MIR YAML deserialisation failure


I am trying to isolate an assertion failure in if-converter (on PPC) and I generated a textual debuglog with:

LLVM_ARGS=-print-before-all -print-module-scope -filter-print-funcs=japi1__require_7687

and after splicing out the the MIR before the if-converter pass
I would like to run llc -march=ppc64le -run-pass=if-converter input.mir so that I can start minimising the MIR.

This steps fails for me with a:

error: YAML:188:20: Unrecognized character while tokenizing.
Function Live Ins: %x4

error: YAML:188:1: Map value must not be empty
Function Live Ins: %x4

Should I expect this to work, or is some part of my workflow wrong?

I put the full log and just the extracted MIR file online:
https://drive.google.com/open?id=1Br0s9Qvr4tzPv8nqbnV_nWezpEH5Ci7B and would appreciate any guidance whether I should file this as a deserialiser bug.


Hello Valentin,

To generate a mir test case i think the process is to first create an IR file by passing ‘-S -emit-llvm’ to clang, then you can feed that file into llc and use stop-before to get the mir just before the if-converter pass, eg: llc -stop-before=if-converter -simplify-mir -o test.mir test.ll.

Also there is a MIR language reference: https://llvm.org/docs/MIRLangRef.html which has some of the limitations documented, as well as tips for further simplifying the generated mir if need be.




in terms of limitations as Sean pointed out, an important one is that .mir doesn’t have MachineFunctionInfo which may result in failure on accesses to global variables due to use of register X2. The verifier considers it an undefined register.

Also, it’s probably easier to reduce test cases using bugpoint starting from an IR test case.

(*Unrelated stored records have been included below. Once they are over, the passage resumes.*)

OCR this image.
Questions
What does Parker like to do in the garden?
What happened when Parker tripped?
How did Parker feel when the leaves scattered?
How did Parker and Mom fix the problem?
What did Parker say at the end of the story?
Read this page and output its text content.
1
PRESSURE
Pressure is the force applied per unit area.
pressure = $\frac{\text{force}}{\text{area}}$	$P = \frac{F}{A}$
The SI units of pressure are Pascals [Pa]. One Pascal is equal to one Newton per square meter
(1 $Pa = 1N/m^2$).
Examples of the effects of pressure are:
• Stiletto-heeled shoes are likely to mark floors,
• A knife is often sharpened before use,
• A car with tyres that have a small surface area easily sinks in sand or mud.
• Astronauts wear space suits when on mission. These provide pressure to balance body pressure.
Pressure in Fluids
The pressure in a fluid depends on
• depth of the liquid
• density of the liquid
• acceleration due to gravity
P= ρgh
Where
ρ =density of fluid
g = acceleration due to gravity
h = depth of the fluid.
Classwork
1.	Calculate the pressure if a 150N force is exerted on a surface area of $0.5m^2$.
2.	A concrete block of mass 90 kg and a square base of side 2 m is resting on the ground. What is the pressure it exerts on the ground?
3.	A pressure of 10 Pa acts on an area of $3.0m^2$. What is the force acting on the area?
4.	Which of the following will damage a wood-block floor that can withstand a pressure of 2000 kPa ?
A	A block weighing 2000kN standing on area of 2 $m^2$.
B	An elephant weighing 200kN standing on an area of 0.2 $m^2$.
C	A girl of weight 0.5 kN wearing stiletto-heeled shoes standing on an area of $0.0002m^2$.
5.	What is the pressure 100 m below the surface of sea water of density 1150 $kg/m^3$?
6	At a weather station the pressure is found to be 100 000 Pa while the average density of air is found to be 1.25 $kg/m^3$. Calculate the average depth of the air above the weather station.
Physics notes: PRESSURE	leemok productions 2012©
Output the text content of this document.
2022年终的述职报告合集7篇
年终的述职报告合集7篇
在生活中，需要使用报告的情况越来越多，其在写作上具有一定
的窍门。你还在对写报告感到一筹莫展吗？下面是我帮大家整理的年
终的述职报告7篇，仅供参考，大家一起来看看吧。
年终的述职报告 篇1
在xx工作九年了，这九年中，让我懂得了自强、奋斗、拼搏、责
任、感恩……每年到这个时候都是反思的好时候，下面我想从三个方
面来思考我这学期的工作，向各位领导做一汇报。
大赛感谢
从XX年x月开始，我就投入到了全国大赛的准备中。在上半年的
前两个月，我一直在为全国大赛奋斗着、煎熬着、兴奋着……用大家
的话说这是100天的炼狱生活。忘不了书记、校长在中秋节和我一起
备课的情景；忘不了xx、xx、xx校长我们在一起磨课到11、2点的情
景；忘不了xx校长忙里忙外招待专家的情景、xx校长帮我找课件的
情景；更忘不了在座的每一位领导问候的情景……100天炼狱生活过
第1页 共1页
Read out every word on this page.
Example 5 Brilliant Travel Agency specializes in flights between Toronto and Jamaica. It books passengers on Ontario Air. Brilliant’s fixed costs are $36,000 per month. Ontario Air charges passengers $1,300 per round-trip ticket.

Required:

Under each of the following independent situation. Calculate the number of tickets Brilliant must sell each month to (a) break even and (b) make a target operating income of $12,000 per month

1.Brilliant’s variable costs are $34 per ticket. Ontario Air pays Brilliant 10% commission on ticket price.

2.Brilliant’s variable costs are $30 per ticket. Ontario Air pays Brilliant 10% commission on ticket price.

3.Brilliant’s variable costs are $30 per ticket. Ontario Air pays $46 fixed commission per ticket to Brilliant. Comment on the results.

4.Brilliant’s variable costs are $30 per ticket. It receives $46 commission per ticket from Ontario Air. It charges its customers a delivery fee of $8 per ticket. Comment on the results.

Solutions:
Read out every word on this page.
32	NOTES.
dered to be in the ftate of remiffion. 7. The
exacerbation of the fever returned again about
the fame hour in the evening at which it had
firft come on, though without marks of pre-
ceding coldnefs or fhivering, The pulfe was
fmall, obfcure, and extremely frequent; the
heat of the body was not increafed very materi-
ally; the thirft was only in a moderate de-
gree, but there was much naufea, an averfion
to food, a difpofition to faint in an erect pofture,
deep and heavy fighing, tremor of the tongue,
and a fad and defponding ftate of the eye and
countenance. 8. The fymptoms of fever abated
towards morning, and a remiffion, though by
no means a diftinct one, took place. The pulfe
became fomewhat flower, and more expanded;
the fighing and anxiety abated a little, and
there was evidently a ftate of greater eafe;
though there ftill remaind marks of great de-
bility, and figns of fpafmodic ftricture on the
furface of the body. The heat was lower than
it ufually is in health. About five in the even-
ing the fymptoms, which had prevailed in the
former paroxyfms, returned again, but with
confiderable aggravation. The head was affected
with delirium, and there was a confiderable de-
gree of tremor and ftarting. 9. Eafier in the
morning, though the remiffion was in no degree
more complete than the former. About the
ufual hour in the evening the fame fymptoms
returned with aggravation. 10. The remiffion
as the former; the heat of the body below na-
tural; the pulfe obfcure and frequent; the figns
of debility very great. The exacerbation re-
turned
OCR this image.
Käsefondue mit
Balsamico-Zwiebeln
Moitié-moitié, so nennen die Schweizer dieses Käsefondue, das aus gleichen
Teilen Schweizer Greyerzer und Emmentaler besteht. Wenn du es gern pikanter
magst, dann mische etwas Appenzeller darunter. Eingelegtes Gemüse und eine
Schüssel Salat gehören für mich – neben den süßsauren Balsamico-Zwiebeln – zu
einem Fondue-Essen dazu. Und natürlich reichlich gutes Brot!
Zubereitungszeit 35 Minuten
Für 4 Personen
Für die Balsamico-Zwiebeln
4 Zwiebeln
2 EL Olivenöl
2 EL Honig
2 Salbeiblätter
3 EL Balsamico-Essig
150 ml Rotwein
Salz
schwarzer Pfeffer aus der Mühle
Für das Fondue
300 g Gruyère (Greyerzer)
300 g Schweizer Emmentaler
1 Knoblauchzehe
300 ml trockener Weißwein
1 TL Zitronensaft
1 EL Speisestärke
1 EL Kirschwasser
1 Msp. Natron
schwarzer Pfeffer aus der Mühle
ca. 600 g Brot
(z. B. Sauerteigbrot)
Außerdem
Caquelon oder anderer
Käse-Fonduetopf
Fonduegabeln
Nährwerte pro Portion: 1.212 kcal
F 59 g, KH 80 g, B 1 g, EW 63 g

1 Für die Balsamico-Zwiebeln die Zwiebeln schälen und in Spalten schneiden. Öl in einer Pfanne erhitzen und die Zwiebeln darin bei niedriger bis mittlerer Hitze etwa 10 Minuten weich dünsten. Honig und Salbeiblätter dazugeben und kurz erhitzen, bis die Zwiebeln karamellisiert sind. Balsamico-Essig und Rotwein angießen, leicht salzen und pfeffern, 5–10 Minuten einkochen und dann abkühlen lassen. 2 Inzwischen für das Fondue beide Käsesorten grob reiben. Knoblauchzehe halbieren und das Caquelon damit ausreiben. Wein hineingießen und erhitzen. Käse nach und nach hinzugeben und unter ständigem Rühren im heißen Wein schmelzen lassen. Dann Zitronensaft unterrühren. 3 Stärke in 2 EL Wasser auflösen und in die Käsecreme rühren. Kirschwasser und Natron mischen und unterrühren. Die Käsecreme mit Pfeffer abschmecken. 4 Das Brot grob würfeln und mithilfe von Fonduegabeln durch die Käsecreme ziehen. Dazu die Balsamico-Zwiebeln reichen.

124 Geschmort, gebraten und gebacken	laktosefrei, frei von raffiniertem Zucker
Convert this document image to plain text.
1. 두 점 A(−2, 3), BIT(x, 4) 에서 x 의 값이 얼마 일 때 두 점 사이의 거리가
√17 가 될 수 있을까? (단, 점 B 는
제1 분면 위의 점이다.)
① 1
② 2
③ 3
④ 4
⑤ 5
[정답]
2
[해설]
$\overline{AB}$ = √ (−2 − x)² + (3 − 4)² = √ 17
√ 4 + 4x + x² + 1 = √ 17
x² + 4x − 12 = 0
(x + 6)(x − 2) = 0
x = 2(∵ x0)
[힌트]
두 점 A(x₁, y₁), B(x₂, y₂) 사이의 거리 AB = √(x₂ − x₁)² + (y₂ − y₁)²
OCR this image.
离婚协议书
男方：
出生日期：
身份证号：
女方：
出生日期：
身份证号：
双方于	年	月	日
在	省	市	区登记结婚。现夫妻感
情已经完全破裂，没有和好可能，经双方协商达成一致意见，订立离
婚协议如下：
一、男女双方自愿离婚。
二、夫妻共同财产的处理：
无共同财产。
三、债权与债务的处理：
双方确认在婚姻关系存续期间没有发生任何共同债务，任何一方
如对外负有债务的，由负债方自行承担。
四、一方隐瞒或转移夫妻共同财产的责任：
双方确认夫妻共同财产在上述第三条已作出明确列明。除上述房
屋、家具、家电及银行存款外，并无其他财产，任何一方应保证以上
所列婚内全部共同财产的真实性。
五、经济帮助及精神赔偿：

With the code you provided, I get a different crash than what you apparently get. Here are the test case and the backtrace.

Test case: https://pastebin.com/fxjRtJD0

Backtrace: https://pastebin.com/FsXMvbGK


Thank you both!

I was running into the issue that bugpoint was reducing my test-case into other failures and I hadn’t managed yet to find the right point in the Julia pass pipeline to insert the module to reproduce the issue reliably from llc and that’s why I started looking at using the MIR.

I will go back at looking at the pass pipeline and the IR and get a reproducer that way!


I’m not sure if this helps, but here it is in case it does.

I typically use bugpoint in a way as to keep the actual failure that I’m after. For example, with the test case you’ve pasted, I was looking for a specific assert. So I used bugpoint this way:

$ cat reduceme.sh
llc -filetype=obj $1 2>&1 | grep ‘Cannot lower calls with arbitrary operand bundles’
if [[ $RC -eq 0 ]]
exit 1
exit 0

$ bugpoint -compile-custom -compile-command=$PWD/reduceme.sh input.ll

That will ensure that bugpoint retains the specific desired failure behaviour as it is reducing the test case.

Hope that helps,


P.S. It is not that I am specifically interested in that assert - just that that’s how the original test case was failing so that’s what I wanted to preserve as an illustration.

In our fork of LLVM we often need to reduce a crash testcase for a
specific assertion. After writing lots of "only give me this specific
assertion" scripts like the above I decided to write a script that
automates all this for me:
(It's called creduce_crash_test.py but it will actually use bugpoint
-compile-custom if it detects that it is not a clang frontend crash).
If you point the script at a clang crash reproducer .sh file it will
infer the assertion message/llvm_unreachable/infinite loop (if it
takes longer than x seconds it treats it as an infinite loop) and then
try to produce a reduced test case for that issue. If you point it at
a non.sh file it will parse that file for RUN: lines and try to reduce
the crashes it finds there. It currently handles RUN: lines containing
llc or %clang/%clang_cc1 and our custom lit substitutions.

If people are interested in this I'm very happy to try and submit this upstream.

I for one think this sounds like a very useful tool for LLVM developers. I’ll try it out with an actual investigation.

Seems to me like this could be a valuable addition to the utils/ directory. From my experience with tools such as this, it is the existence of clear documentation that makes or breaks the tool. If it is possible, I think it would be good to start with a document describing the tool’s capabilities and instructions for use along with the code itself. This would allow people with very limited Python knowledge (such as myself) to evaluate the tool as well.

Lets see if others in the community are interested in this tool joining the LLVM arsenal, but I would certainly like to thank you for sharing it and offering to contribute it.